A Sheffield man has "got his life back" after pioneering brain surgery stopped his symptoms of Parkinson's Disease.
Mr Ruddy has had Parkinson's Diease for 15 years
Since Clive Ruddy had electrodes fitted in his brain and a small pacemaker-like device in his chest, he has been relieved of 95% of his suffering.
Mr Ruddy, from Thurlston, opted for deep brain stimulation, at the Royal Hallamshire Hospital, after being warned he could become blind or deaf.
Twelve people a year have the surgery which stops the symptons immediately.
Mr Ruddy, who remained awake throughout the five hour operation, said: "I no longer have involuntary movements.

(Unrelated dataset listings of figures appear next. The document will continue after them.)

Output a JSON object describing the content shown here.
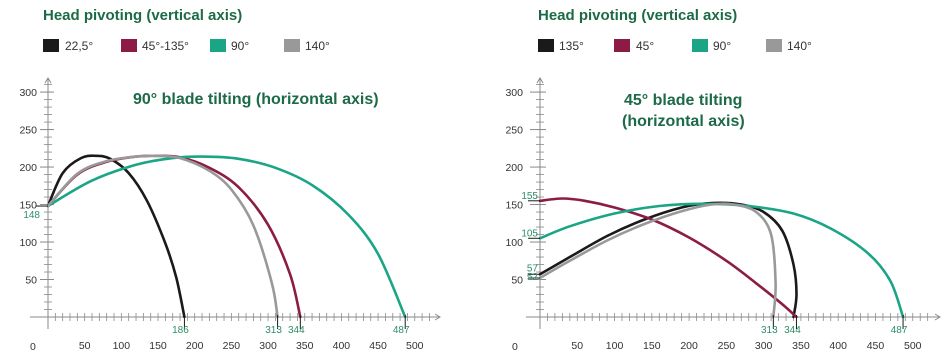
{
  "chart_data": [
    {
      "type": "line",
      "heading": "Head pivoting (vertical axis)",
      "title": "90° blade tilting (horizontal axis)",
      "title_lines": [
        "90° blade tilting (horizontal axis)"
      ],
      "xlim": [
        0,
        520
      ],
      "ylim": [
        0,
        320
      ],
      "x_ticks": [
        50,
        100,
        150,
        200,
        250,
        300,
        350,
        400,
        450,
        500
      ],
      "y_ticks": [
        50,
        100,
        150,
        200,
        250,
        300
      ],
      "origin_label": "0",
      "grid": false,
      "legend_position": "top-left",
      "series": [
        {
          "name": "22,5°",
          "color": "#1a1a1a",
          "x": [
            0,
            20,
            45,
            65,
            85,
            110,
            135,
            160,
            175,
            186
          ],
          "y": [
            148,
            192,
            212,
            215,
            211,
            192,
            155,
            98,
            52,
            0
          ]
        },
        {
          "name": "45°-135°",
          "color": "#8c1c45",
          "x": [
            0,
            40,
            80,
            120,
            145,
            180,
            220,
            260,
            300,
            330,
            344
          ],
          "y": [
            148,
            190,
            207,
            214,
            215,
            213,
            199,
            173,
            123,
            57,
            0
          ]
        },
        {
          "name": "90°",
          "color": "#1aa585",
          "x": [
            0,
            60,
            120,
            170,
            210,
            260,
            310,
            360,
            410,
            450,
            487
          ],
          "y": [
            148,
            182,
            203,
            212,
            214,
            211,
            199,
            176,
            136,
            84,
            0
          ]
        },
        {
          "name": "140°",
          "color": "#999999",
          "x": [
            0,
            40,
            80,
            120,
            145,
            180,
            220,
            250,
            280,
            305,
            313
          ],
          "y": [
            148,
            191,
            208,
            214,
            215,
            212,
            195,
            170,
            122,
            46,
            0
          ]
        }
      ],
      "annotations": {
        "start_y": "148",
        "end_x": [
          "186",
          "313",
          "344",
          "487"
        ]
      }
    },
    {
      "type": "line",
      "heading": "Head pivoting (vertical axis)",
      "title": "45° blade tilting (horizontal axis)",
      "title_lines": [
        "45° blade tilting",
        "(horizontal axis)"
      ],
      "xlim": [
        0,
        520
      ],
      "ylim": [
        0,
        320
      ],
      "x_ticks": [
        50,
        100,
        150,
        200,
        250,
        300,
        350,
        400,
        450,
        500
      ],
      "y_ticks": [
        50,
        100,
        150,
        200,
        250,
        300
      ],
      "origin_label": "0",
      "grid": false,
      "legend_position": "top-left",
      "series": [
        {
          "name": "135°",
          "color": "#1a1a1a",
          "x": [
            0,
            40,
            90,
            140,
            190,
            230,
            270,
            300,
            325,
            340,
            344,
            340
          ],
          "y": [
            57,
            80,
            108,
            130,
            146,
            152,
            150,
            140,
            115,
            70,
            30,
            0
          ]
        },
        {
          "name": "45°",
          "color": "#8c1c45",
          "x": [
            0,
            30,
            60,
            100,
            150,
            200,
            250,
            290,
            325,
            344
          ],
          "y": [
            155,
            158,
            155,
            146,
            130,
            106,
            75,
            45,
            17,
            0
          ]
        },
        {
          "name": "90°",
          "color": "#1aa585",
          "x": [
            0,
            40,
            100,
            160,
            220,
            280,
            340,
            390,
            440,
            470,
            487
          ],
          "y": [
            105,
            121,
            138,
            148,
            151,
            148,
            138,
            118,
            85,
            48,
            0
          ]
        },
        {
          "name": "140°",
          "color": "#999999",
          "x": [
            0,
            40,
            90,
            140,
            190,
            230,
            260,
            290,
            310,
            316,
            313
          ],
          "y": [
            52,
            75,
            102,
            124,
            141,
            150,
            150,
            140,
            110,
            45,
            0
          ]
        }
      ],
      "annotations": {
        "start_y": [
          "155",
          "105",
          "57",
          "52"
        ],
        "end_x": [
          "313",
          "344",
          "487"
        ]
      }
    }
  ]
}
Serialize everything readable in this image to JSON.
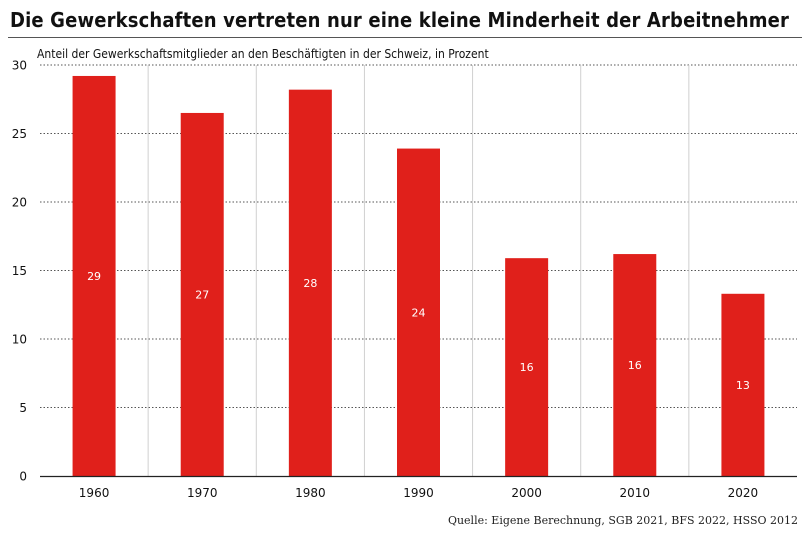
{
  "header": {
    "title": "Die Gewerkschaften vertreten nur eine kleine Minderheit der Arbeitnehmer",
    "subtitle": "Anteil der Gewerkschaftsmitglieder an den Beschäftigten in der Schweiz, in Prozent"
  },
  "footer": {
    "source": "Quelle: Eigene Berechnung, SGB 2021, BFS 2022, HSSO 2012"
  },
  "colors": {
    "bar": "#e0201b",
    "grid": "#555555",
    "text": "#111111"
  },
  "chart_data": {
    "type": "bar",
    "categories": [
      "1960",
      "1970",
      "1980",
      "1990",
      "2000",
      "2010",
      "2020"
    ],
    "values": [
      29.2,
      26.5,
      28.2,
      23.9,
      15.9,
      16.2,
      13.3
    ],
    "data_labels": [
      "29",
      "27",
      "28",
      "24",
      "16",
      "16",
      "13"
    ],
    "yticks": [
      "0",
      "5",
      "10",
      "15",
      "20",
      "25",
      "30"
    ],
    "ylim": [
      0,
      30
    ],
    "grid": true,
    "legend": "none"
  }
}
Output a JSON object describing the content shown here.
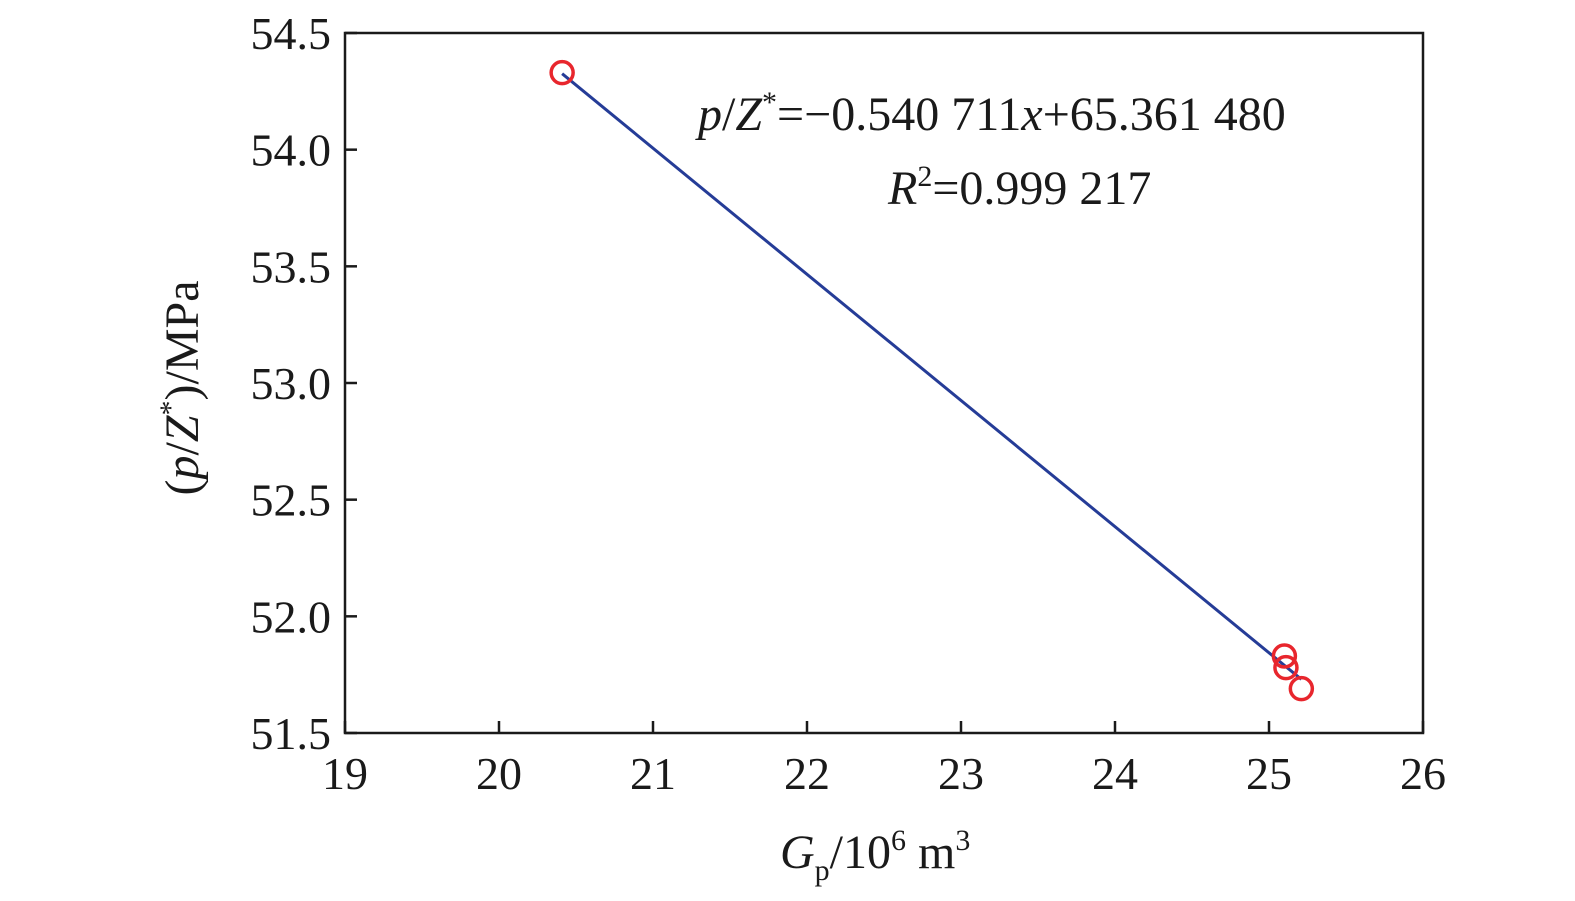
{
  "chart_data": {
    "type": "scatter",
    "x": [
      20.41,
      25.1,
      25.11,
      25.21
    ],
    "y": [
      54.33,
      51.83,
      51.78,
      51.69
    ],
    "xlim": [
      19,
      26
    ],
    "ylim": [
      51.5,
      54.5
    ],
    "xticks": [
      "19",
      "20",
      "21",
      "22",
      "23",
      "24",
      "25",
      "26"
    ],
    "yticks": [
      "51.5",
      "52.0",
      "52.5",
      "53.0",
      "53.5",
      "54.0",
      "54.5"
    ],
    "xlabel": {
      "main": "G",
      "sub": "p",
      "mid": "/10",
      "sup1": "6",
      "unit": " m",
      "sup2": "3"
    },
    "ylabel": {
      "open": "(",
      "p": "p",
      "slash": "/",
      "Z": "Z",
      "star": "*",
      "rest": ")/MPa"
    },
    "fit_line": {
      "slope": -0.540711,
      "intercept": 65.36148,
      "x_range": [
        20.41,
        25.21
      ]
    },
    "equation": {
      "p": "p",
      "slash": "/",
      "Z": "Z",
      "star": "*",
      "rest": "=−0.540 711",
      "x": "x",
      "tail": "+65.361 480"
    },
    "r2": {
      "R": "R",
      "sup": "2",
      "rest": "=0.999 217"
    },
    "grid": false,
    "colors": {
      "marker": "#e8262d",
      "line": "#253c97",
      "axis": "#1a1a1a"
    }
  }
}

"I am still and stable, no shaking. I can sit down and watch a boxing match, its 100% better
" I have got my life back."
The procedure involves fitting electrodes inside the head to try and "down regulate" overactive areas of the brain where the tremors are caused.
A brain pacemaker is also fitted in the chest which sends electrical impulses to specific parts of the brain to stop the shaking symptons of the diease.
A spokesman for the hospital, said: "It is ideal for those patients for who drugs have lost effect.
"It can give them a therapeutic freedom."
Following the success of surgery Mr Ruddy has resumes gardening, can drink a glass of water without spilling it and plans to go scuba diving in Australia.